Today I think was one of the first days where it has actually felt like autumn. It was windy and rainy and just downright gloomy outside, which actually pleased the dusty little corners of my soul because I just needed a gloomy day is why.
Working inside the restaurant, running back and forth, seating tables, telling servers, cleaning all the things because it's slow. I worked up the temperature of my body and my sweater was just a pinch too hot. But then I walked outside in the rain and weird cloudy dim lighting and just, I didn't ever want to go back inside again.
It was a soft rain that drizzled down from the sky in the sort of way that is just the perfect kind of rain. And the wind was blowing my bangs in my face just like so. And I wished that Nathan wasn't at work so that somebody could share that simple little moment with me so I didn't have to be alone. But he wasn't and I was and still, it was a pretty good moment.

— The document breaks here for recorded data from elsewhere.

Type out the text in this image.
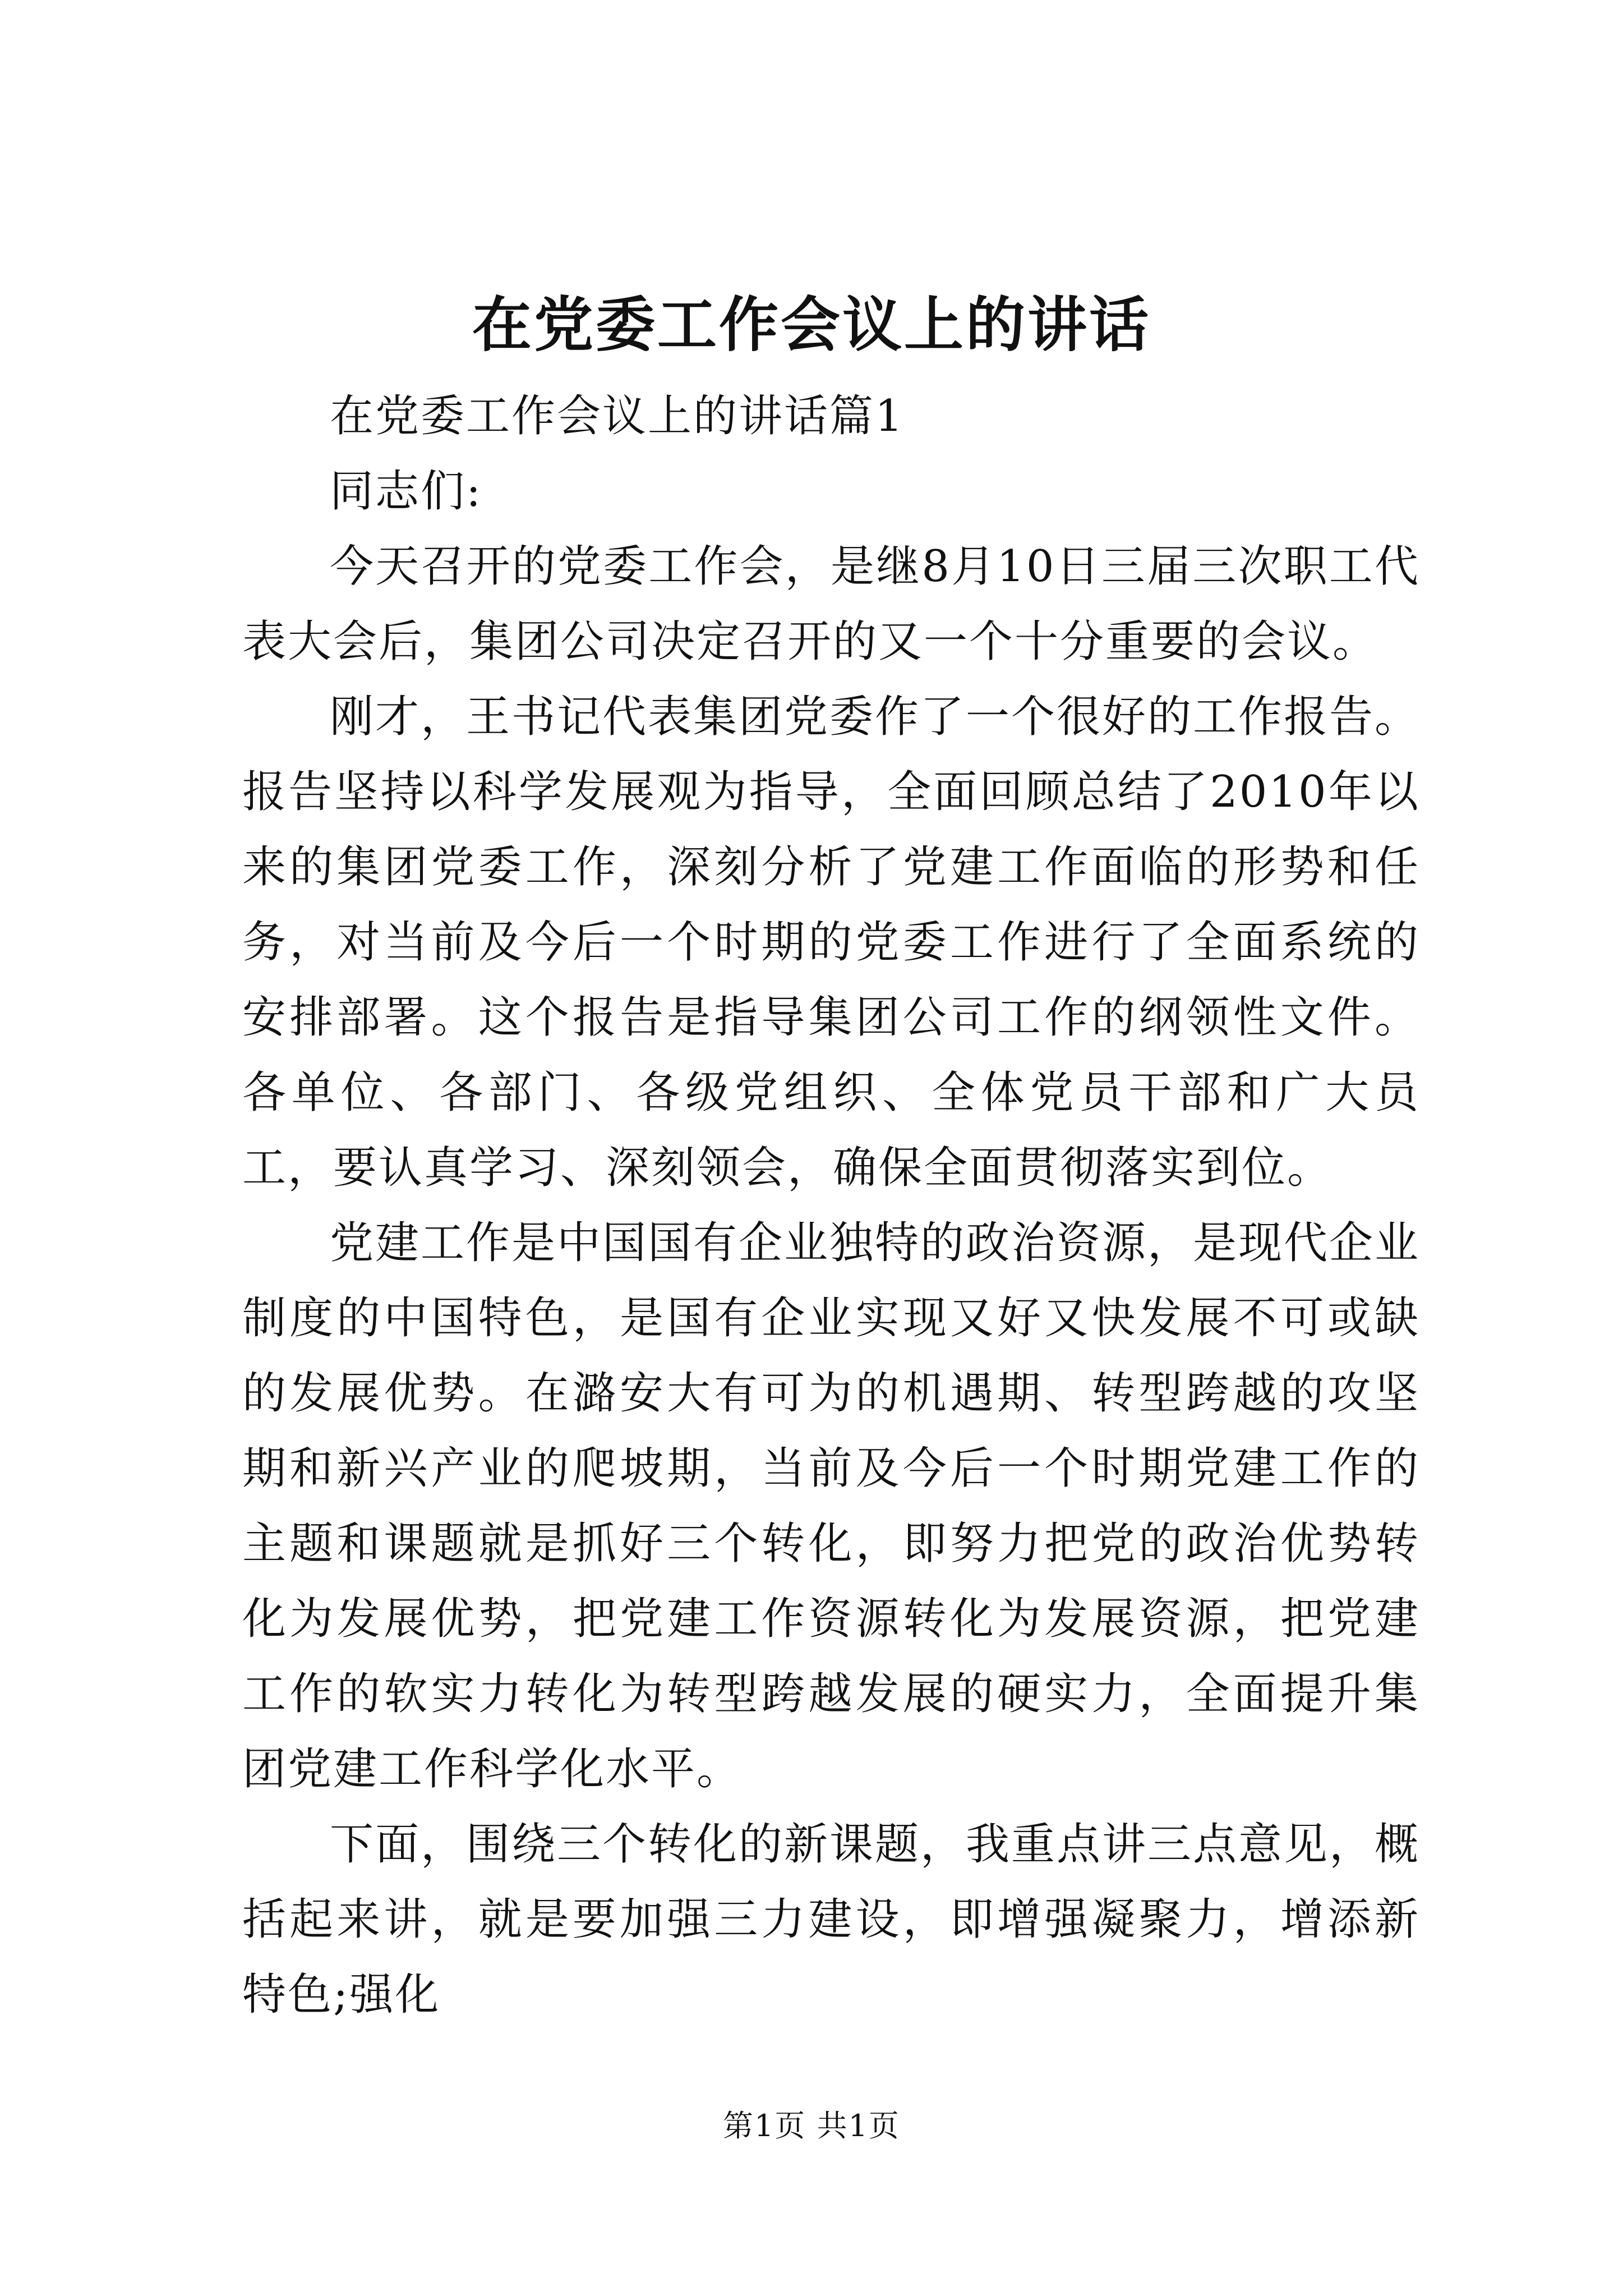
在党委工作会议上的讲话

在党委工作会议上的讲话篇1

同志们:

今天召开的党委工作会，是继8月10日三届三次职工代表大会后，集团公司决定召开的又一个十分重要的会议。

刚才，王书记代表集团党委作了一个很好的工作报告。报告坚持以科学发展观为指导，全面回顾总结了2010年以来的集团党委工作，深刻分析了党建工作面临的形势和任务，对当前及今后一个时期的党委工作进行了全面系统的安排部署。这个报告是指导集团公司工作的纲领性文件。各单位、各部门、各级党组织、全体党员干部和广大员工，要认真学习、深刻领会，确保全面贯彻落实到位。

党建工作是中国国有企业独特的政治资源，是现代企业制度的中国特色，是国有企业实现又好又快发展不可或缺的发展优势。在潞安大有可为的机遇期、转型跨越的攻坚期和新兴产业的爬坡期，当前及今后一个时期党建工作的主题和课题就是抓好三个转化，即努力把党的政治优势转化为发展优势，把党建工作资源转化为发展资源，把党建工作的软实力转化为转型跨越发展的硬实力，全面提升集团党建工作科学化水平。

下面，围绕三个转化的新课题，我重点讲三点意见，概括起来讲，就是要加强三力建设，即增强凝聚力，增添新特色;强化

第1页 共1页
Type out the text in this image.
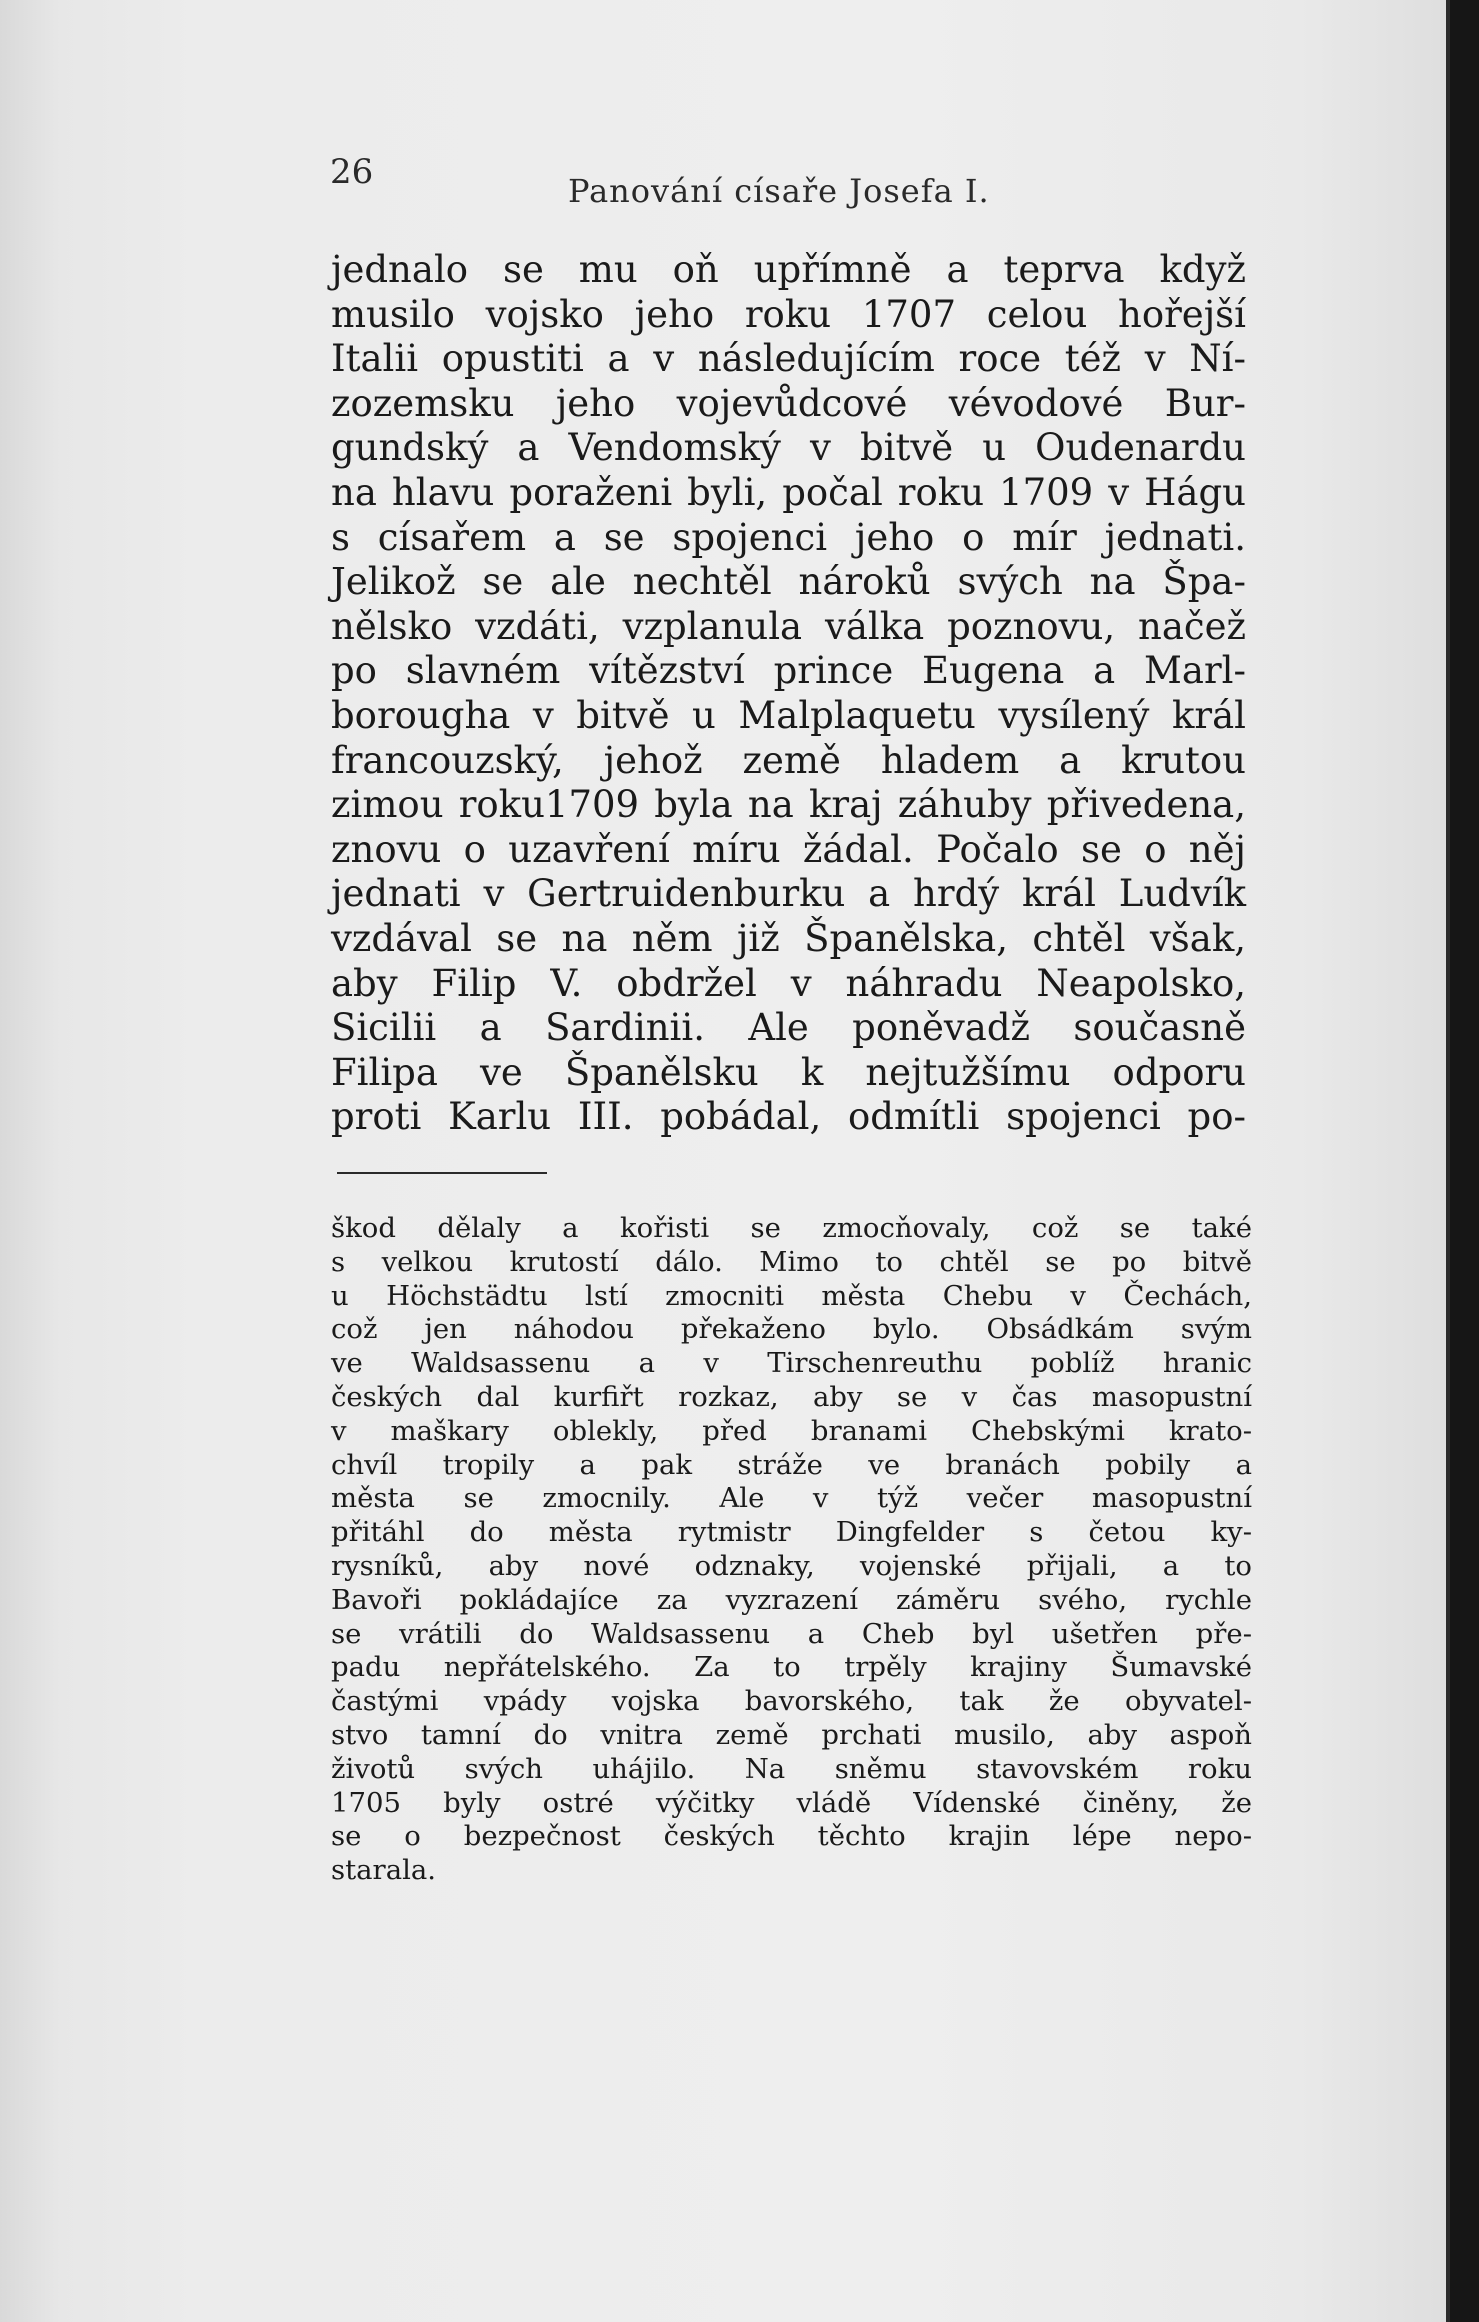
26	Panování císaře Josefa I.
jednalo se mu oň upřímně a teprva když
musilo vojsko jeho roku 1707 celou hořejší
Italii opustiti a v následujícím roce též v Ní-
zozemsku jeho vojevůdcové vévodové Bur-
gundský a Vendomský v bitvě u Oudenardu
na hlavu poraženi byli, počal roku 1709 v Hágu
s císařem a se spojenci jeho o mír jednati.
Jelikož se ale nechtěl nároků svých na Špa-
nělsko vzdáti, vzplanula válka poznovu, načež
po slavném vítězství prince Eugena a Marl-
borougha v bitvě u Malplaquetu vysílený král
francouzský, jehož země hladem a krutou
zimou roku1709 byla na kraj záhuby přivedena,
znovu o uzavření míru žádal. Počalo se o něj
jednati v Gertruidenburku a hrdý král Ludvík
vzdával se na něm již Španělska, chtěl však,
aby Filip V. obdržel v náhradu Neapolsko,
Sicilii a Sardinii. Ale poněvadž současně
Filipa ve Španělsku k nejtužšímu odporu
proti Karlu III. pobádal, odmítli spojenci po-
škod dělaly a kořisti se zmocňovaly, což se také
s velkou krutostí dálo. Mimo to chtěl se po bitvě
u Höchstädtu lstí zmocniti města Chebu v Čechách,
což jen náhodou překaženo bylo. Obsádkám svým
ve Waldsassenu a v Tirschenreuthu poblíž hranic
českých dal kurfiřt rozkaz, aby se v čas masopustní
v maškary oblekly, před branami Chebskými krato-
chvíl tropily a pak stráže ve branách pobily a
města se zmocnily. Ale v týž večer masopustní
přitáhl do města rytmistr Dingfelder s četou ky-
rysníků, aby nové odznaky, vojenské přijali, a to
Bavoři pokládajíce za vyzrazení záměru svého, rychle
se vrátili do Waldsassenu a Cheb byl ušetřen pře-
padu nepřátelského. Za to trpěly krajiny Šumavské
častými vpády vojska bavorského, tak že obyvatel-
stvo tamní do vnitra země prchati musilo, aby aspoň
životů svých uhájilo. Na sněmu stavovském roku
1705 byly ostré výčitky vládě Vídenské činěny, že
se o bezpečnost českých těchto krajin lépe nepo-
starala.
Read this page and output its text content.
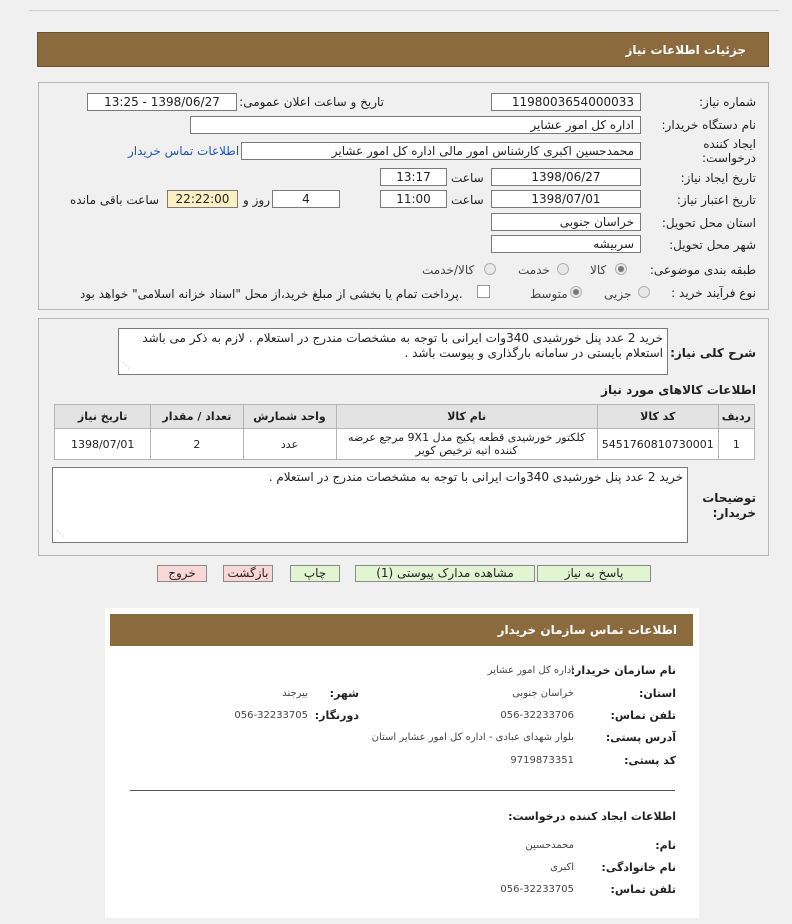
جزئیات اطلاعات نیاز
شماره نیاز:
1198003654000033
تاریخ و ساعت اعلان عمومی:
1398/06/27 - 13:25
نام دستگاه خریدار:
اداره کل امور عشایر
ایجاد کننده درخواست:
محمدحسین اکبری کارشناس امور مالی اداره کل امور عشایر
اطلاعات تماس خریدار
تاریخ ایجاد نیاز:
1398/06/27
ساعت
13:17
تاریخ اعتبار نیاز:
1398/07/01
ساعت
11:00
4
روز و
22:22:00
ساعت باقی مانده
استان محل تحویل:
خراسان جنوبی
شهر محل تحویل:
سربیشه
طبقه بندی موضوعی:
کالا
خدمت
کالا/خدمت
نوع فرآیند خرید :
جزیی
متوسط
پرداخت تمام یا بخشی از مبلغ خرید،از محل "اسناد خزانه اسلامی" خواهد بود.
شرح کلی نیاز:
خرید 2 عدد پنل خورشیدی 340وات ایرانی با توجه به مشخصات مندرج در استعلام . لازم به ذکر می باشد استعلام بایستی در سامانه بارگذاری و پیوست باشد .
⋰
اطلاعات کالاهای مورد نیاز
ردیف	کد کالا	نام کالا	واحد شمارش	تعداد / مقدار	تاریخ نیاز
1	5451760810730001	کلکتور خورشیدی قطعه پکیج مدل 9X1 مرجع عرضه کننده اتیه ترخیص کویر	عدد	2	1398/07/01
توضیحات خریدار:
خرید 2 عدد پنل خورشیدی 340وات ایرانی با توجه به مشخصات مندرج در استعلام .
⋰
پاسخ به نیاز
مشاهده مدارک پیوستی (1)
چاپ
بازگشت
خروج
اطلاعات تماس سازمان خریدار
نام سازمان خریدار:
اداره کل امور عشایر
استان:
خراسان جنوبی
شهر:
بیرجند
تلفن تماس:
056-32233706
دورنگار:
056-32233705
آدرس پستی:
بلوار شهدای عبادی - اداره کل امور عشایر استان
کد پستی:
9719873351
اطلاعات ایجاد کننده درخواست:
نام:
محمدحسین
نام خانوادگی:
اکبری
تلفن تماس:
056-32233705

Actually it was kind of exactly what I needed in a weird way.
I unlocked my car and sat in the driver's seat listening to the rain drops beat against the roof of my Lancer. The leaves on the trees rustled in the breeze and the clouds were this dark grey color against a grey sky and I probably could have sat there forever watching the world move around me. It was peaceful and satisfying in a way that almost makes you want to cry.
I know I'm being dramatic here, but go with it.
And then I drove to the grocery store with this insane need to buy all the things to make pumpkin chocolate chip cookies but then I decided to just go home and watch Gilmore Girls instead because I didn't have "the" recipe and also, I didn't know what we had at home and I really wasn't keen on buying all the things and then having doubles of stuff I didn't really need. I mean, good grief.
So. Gilmore girls it was.
Once Nathan got back from work we went to the gym and then made breakfast for dinner, which is the best kind of dinner, and then we sat around asking ourselves just what we should be doing now. And if you're new around here, this is a constant debate.
We are always looking at each other and asking "well, what should we do now?" and then we roll our eyes because we can't ever decide on a thing to do as one of us (me) is listing off ideas and the other of us (nathan) is being frustratingly noncommittal. But this is real life and what are you gonna do?
So we dug down into our souls real deep and decided that we should go to the mall to buy some new jeans. And we ended up buying a nice pair of new jeans (on sale!) and then three sample bottles of lotion from bath and bodyworks because impulse purchases are the best? I don't know, it just felt right at the time.
And if today is any indicator of how fall is going to go, then maybe it won't be so bad after all.